But what does that really indicate about Washington – or Oregon, which is close behind at seven consecutive Democratic gubernatorial wins?

Both a little less and a little than meets the eye. Republican John Carlson, who himself was one of those losing Republican nominees for the office (in 2000), has out on Crosscut an excellent recap of those races from 1984 to present, running through explanations of why those races turned out as they did. It’s a highly recommended read as a fine recent overview of Washington politics.

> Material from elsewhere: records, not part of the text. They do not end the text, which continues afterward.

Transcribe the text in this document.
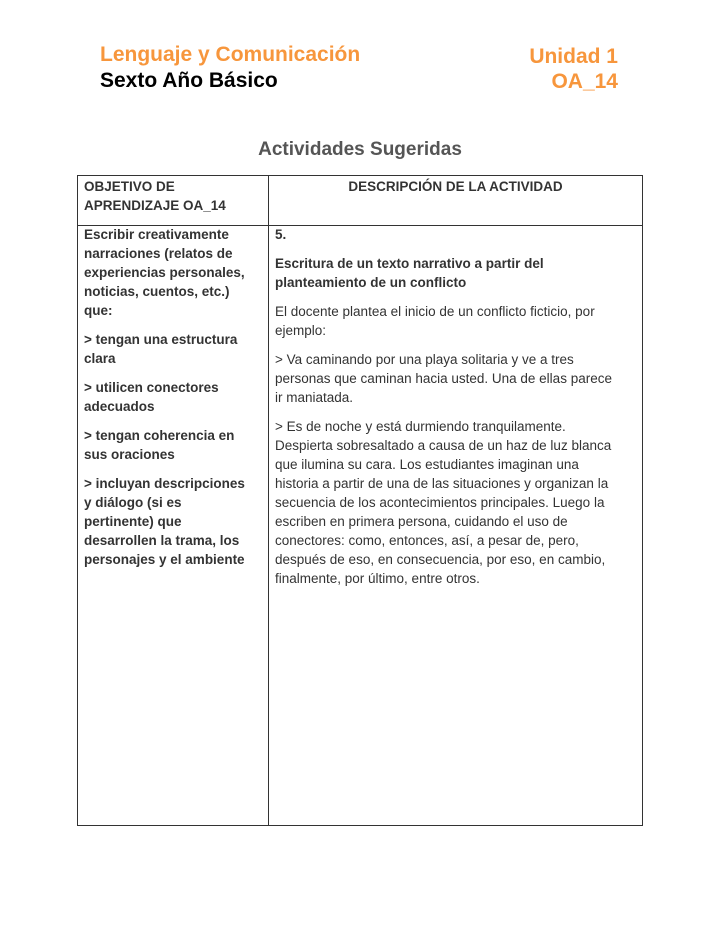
Lenguaje y Comunicación
Sexto Año Básico
Unidad 1
OA_14
Actividades Sugeridas
OBJETIVO DE
APRENDIZAJE OA_14
DESCRIPCIÓN DE LA ACTIVIDAD
Escribir creativamente
narraciones (relatos de
experiencias personales,
noticias, cuentos, etc.)
que:
> tengan una estructura
clara
> utilicen conectores
adecuados
> tengan coherencia en
sus oraciones
> incluyan descripciones
y diálogo (si es
pertinente) que
desarrollen la trama, los
personajes y el ambiente
5.
Escritura de un texto narrativo a partir del
planteamiento de un conflicto
El docente plantea el inicio de un conflicto ficticio, por
ejemplo:
> Va caminando por una playa solitaria y ve a tres
personas que caminan hacia usted. Una de ellas parece
ir maniatada.
> Es de noche y está durmiendo tranquilamente.
Despierta sobresaltado a causa de un haz de luz blanca
que ilumina su cara. Los estudiantes imaginan una
historia a partir de una de las situaciones y organizan la
secuencia de los acontecimientos principales. Luego la
escriben en primera persona, cuidando el uso de
conectores: como, entonces, así, a pesar de, pero,
después de eso, en consecuencia, por eso, en cambio,
finalmente, por último, entre otros.
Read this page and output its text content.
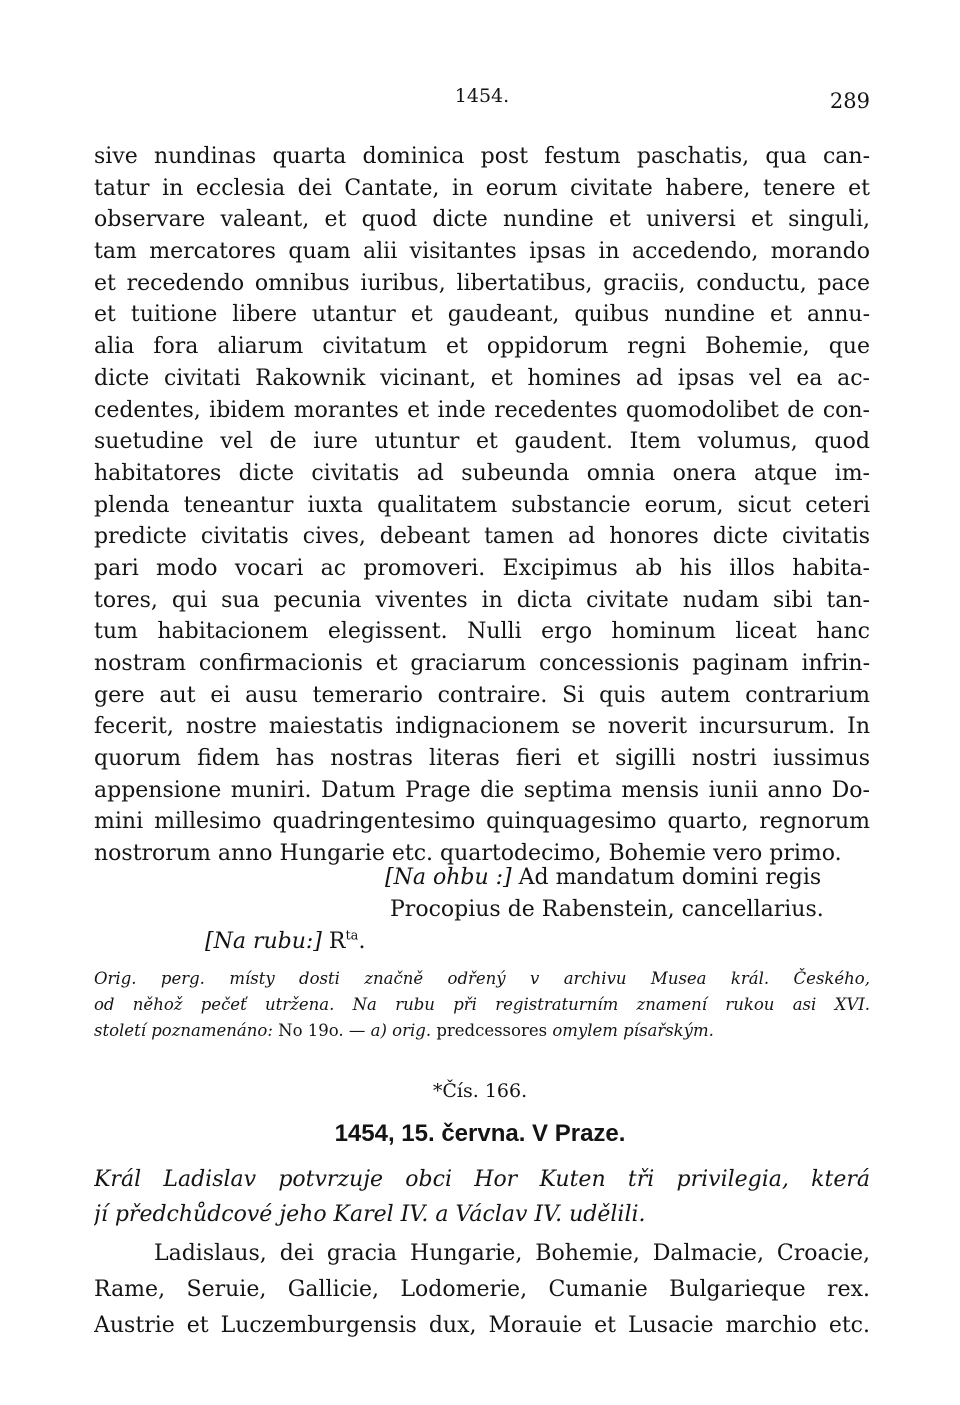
1454.	289
sive nundinas quarta dominica post festum paschatis, qua can-
tatur in ecclesia dei Cantate, in eorum civitate habere, tenere et
observare valeant, et quod dicte nundine et universi et singuli,
tam mercatores quam alii visitantes ipsas in accedendo, morando
et recedendo omnibus iuribus, libertatibus, graciis, conductu, pace
et tuitione libere utantur et gaudeant, quibus nundine et annu-
alia fora aliarum civitatum et oppidorum regni Bohemie, que
dicte civitati Rakownik vicinant, et homines ad ipsas vel ea ac-
cedentes, ibidem morantes et inde recedentes quomodolibet de con-
suetudine vel de iure utuntur et gaudent. Item volumus, quod
habitatores dicte civitatis ad subeunda omnia onera atque im-
plenda teneantur iuxta qualitatem substancie eorum, sicut ceteri
predicte civitatis cives, debeant tamen ad honores dicte civitatis
pari modo vocari ac promoveri. Excipimus ab his illos habita-
tores, qui sua pecunia viventes in dicta civitate nudam sibi tan-
tum habitacionem elegissent. Nulli ergo hominum liceat hanc
nostram confirmacionis et graciarum concessionis paginam infrin-
gere aut ei ausu temerario contraire. Si quis autem contrarium
fecerit, nostre maiestatis indignacionem se noverit incursurum. In
quorum fidem has nostras literas fieri et sigilli nostri iussimus
appensione muniri. Datum Prage die septima mensis iunii anno Do-
mini millesimo quadringentesimo quinquagesimo quarto, regnorum
nostrorum anno Hungarie etc. quartodecimo, Bohemie vero primo.
[Na ohbu :] Ad mandatum domini regis
Procopius de Rabenstein, cancellarius.
[Na rubu:] $R^{ta}$.
Orig. perg. místy dosti značně odřený v archivu Musea král. Českého,
od něhož pečeť utržena. Na rubu při registraturním znamení rukou asi XVI.
století poznamenáno: No 19o. — a) orig. predcessores omylem písařským.
*Čís. 166.
1454, 15. června. V Praze.
Král Ladislav potvrzuje obci Hor Kuten tři privilegia, která
jí předchůdcové jeho Karel IV. a Václav IV. udělili.
Ladislaus, dei gracia Hungarie, Bohemie, Dalmacie, Croacie,
Rame, Seruie, Gallicie, Lodomerie, Cumanie Bulgarieque rex.
Austrie et Luczemburgensis dux, Morauie et Lusacie marchio etc.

Allowing for some quibbles and a small slice of partisan view, Carlson’s take here seems fair and reasonable. He writes, “Washington is more liberal today than it was during the Reagan era, but of those eight races, one was essentially a tie, one was squandered, one was blown in the primary, two were lost at the national level, and two others were unwinnable.”

The two unwinnables (quibble: no race is totally unwinnable, but these were surely extremely difficult for a challenger) were the re-election campaigns for Democrats Booth Gardner and Gary Locke. “Essentially a tie” was the Chris Gregoire win in 2004 (a fair description) – the Republican there (Dino Rossi) was a coin flip from winning. And the others? They were a combination of poor Republican choices, either of nominee or of specific campaign tactics, and of the national political environment, especially presidential races. Washington’s gubernatorial elections run in the same cycles with presidentials, so the national picture is apt to have some significant impact. In 1980 and 1984, when Ronald Reagan won Washington, that may have helped Republican candidates a bit (though 1984 was when the Democratic streak began, owing partly to a bum economy at the time). But since then, the state has voted Democratic for president, more and more strongly, and that must have been one of the factors boosting Democrat Jay Inslee this year.

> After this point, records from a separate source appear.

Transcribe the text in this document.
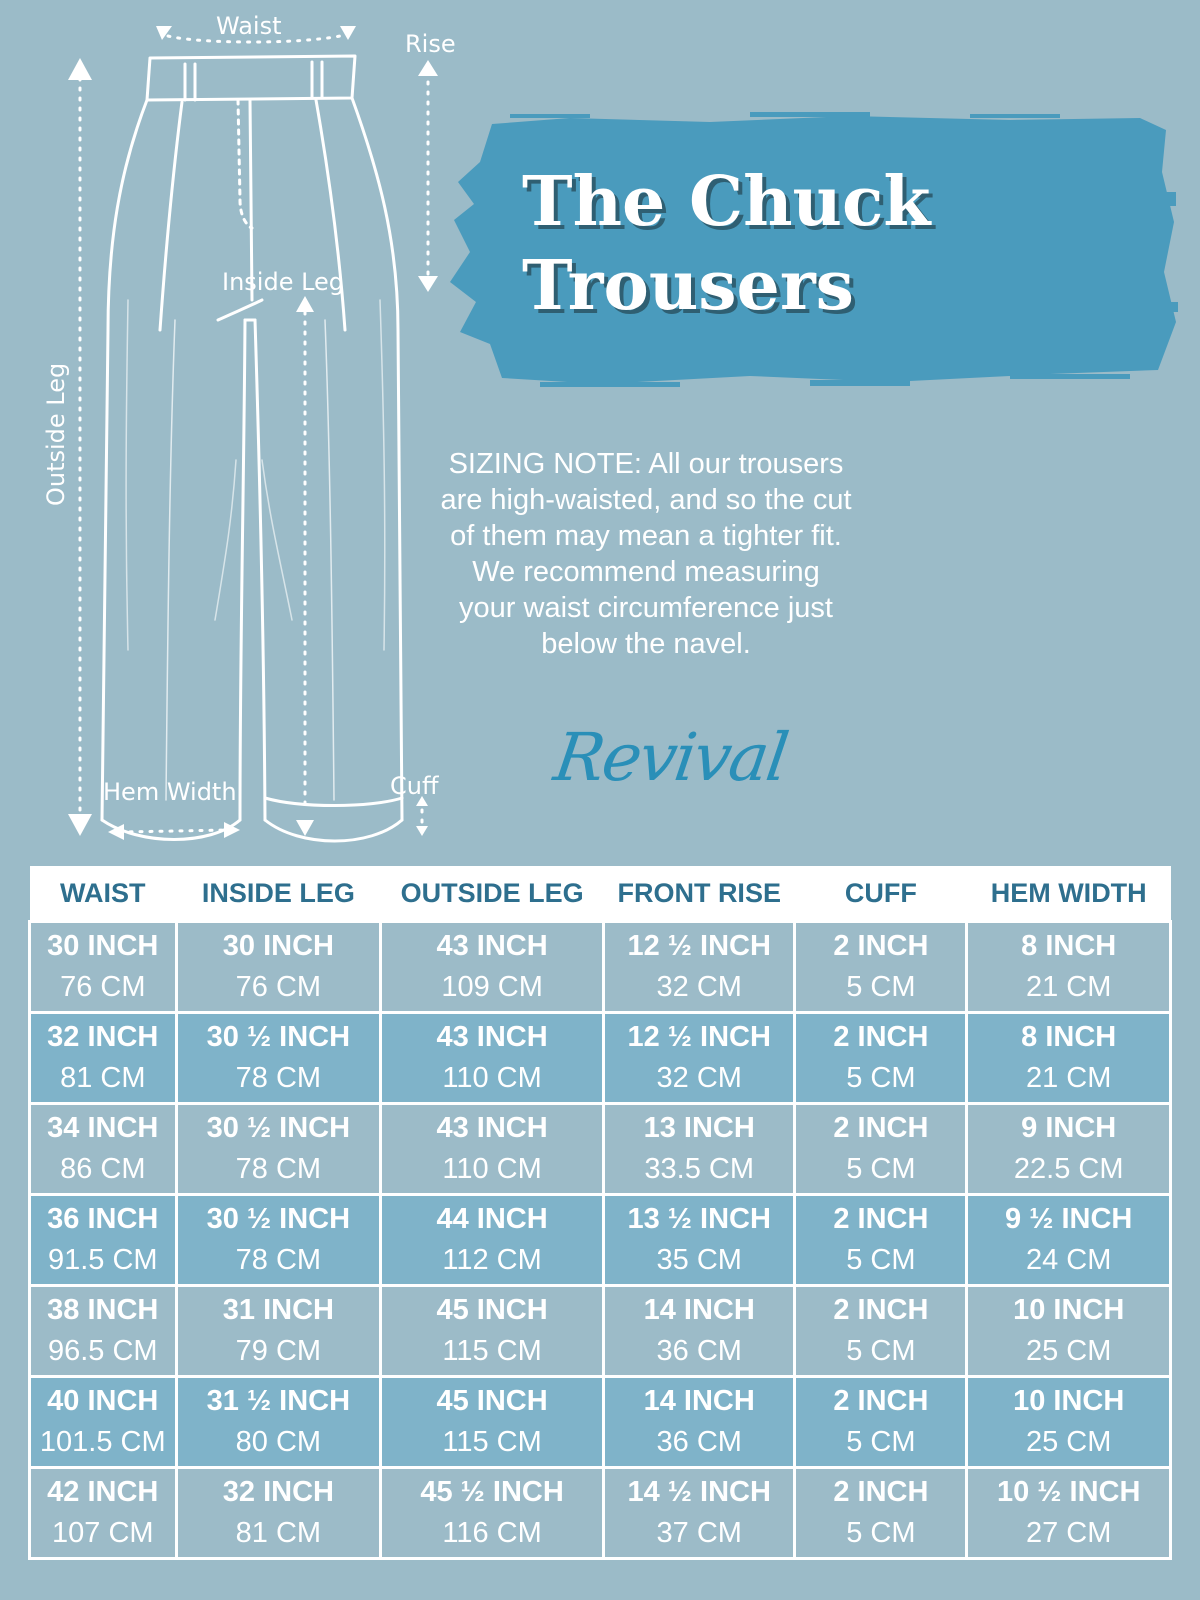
Waist
Rise
Inside Leg
Outside Leg
Hem Width	Cuff
The Chuck
Trousers

SIZING NOTE: All our trousers are high-waisted, and so the cut of them may mean a tighter fit. We recommend measuring your waist circumference just below the navel.

Revival
WAIST	INSIDE LEG	OUTSIDE LEG	FRONT RISE	CUFF	HEM WIDTH

30 INCH
76 CM	30 INCH
76 CM	43 INCH
109 CM	12 ½ INCH
32 CM	2 INCH
5 CM	8 INCH
21 CM

32 INCH
81 CM	30 ½ INCH
78 CM	43 INCH
110 CM	12 ½ INCH
32 CM	2 INCH
5 CM	8 INCH
21 CM

34 INCH
86 CM	30 ½ INCH
78 CM	43 INCH
110 CM	13 INCH
33.5 CM	2 INCH
5 CM	9 INCH
22.5 CM

36 INCH
91.5 CM	30 ½ INCH
78 CM	44 INCH
112 CM	13 ½ INCH
35 CM	2 INCH
5 CM	9 ½ INCH
24 CM

38 INCH
96.5 CM	31 INCH
79 CM	45 INCH
115 CM	14 INCH
36 CM	2 INCH
5 CM	10 INCH
25 CM

40 INCH
101.5 CM	31 ½ INCH
80 CM	45 INCH
115 CM	14 INCH
36 CM	2 INCH
5 CM	10 INCH
25 CM

42 INCH
107 CM	32 INCH
81 CM	45 ½ INCH
116 CM	14 ½ INCH
37 CM	2 INCH
5 CM	10 ½ INCH
27 CM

Also worth noting: Many of these races have been close. This year’s was roughly a 52-48 race; so (roughly) was 2008; 2004 was a near-tie; and 1992 was another 52-48. That level – fairly close, albeit with a Democratic edge – seems to have emerged as a norm, barring a governor who is personally either very popular or unpopular.

So what of Oregon, where the governors are elected on the off years? Is there a shorthand for those races?

The last Republican to win in Oregon (twice) was Vic Atiyah, in 1978 and 1982. From 1986 to present, it’s been all Democrats. What lessons can be drawn from those elections?

First, they may be consistently Democratic, but they’re generally not strongly Democratic. Of those seven races, there was just one true landslide: Democrat John Kitzhaber’s in 1998 (64.5%) over Bill Sizemore. Otherwise, the best Democratic percentage in those seven races was the 52% won by Neil Goldschmidt in 1986. In three of those seven Democratic wins, the Democrat won less than 50% of the vote (2010, 2002 and 1990). That’s a little misleading, because minor candidates siponed off several percentage points in some of those elections. But at least two of those races, Kitzhaber’s win in 2010 and Ted Kulongoski’s in 2002, were genuinely close.

Were any of those races “unwinnable” for Republicans, as the campaigns began? The judge at least from the end result, Kitzhaber’s in 1998 probably was: He was a popular governor running at a time of general good feelings in the state, and at a time when there seemed to be some edging away from Republicans after their 1994 peak (though the party did gain four seats in the state Senate that year). 2006, widely seen at the time as a highly competitive year, seems less so in hindsight, with a national move toward Democrats (they seized control of the state House that year).

Aside from those years, did the Republicans throw away their chances with their choice of a nominee, or general campaign strategy? In 2010 Chris Dudley had his flaws as a candidate, but it’s hard to argue with the closeness of his loss – the closest Oregon gubernatorial race in more than half a century. Might another candidate (Ron Saxton, say, instead of Kevin Mannix) have won in the close result of 2002? That’s almost impossible to know. (Might the more moderate image of Saxton denied him the base enthusiasm, or increased third-party voting, enough to deny him as well the win?) And the Republican candidates in 1986 and 1990, Norma Paulus and Dave Frohnmayer, then as now are the kind of Republicans who many analysts have said the party needs to run to win, but neither race was razor-close.

The larger conclusion may just be this: As voting has solidified in Washington and Oregon, a slightly but importantly larger number of voters have locked in to voting for Democrats for major offices, not enough to guarantee Democratic wins but enough to give them a consistent clear edge absent some unusual extreme headwind. Republicans statewide in these places, it seems, have to wait for good luck as well as make no mistakes when the opportunity arises. Neither condition by itself seems to be enough. For now, at least.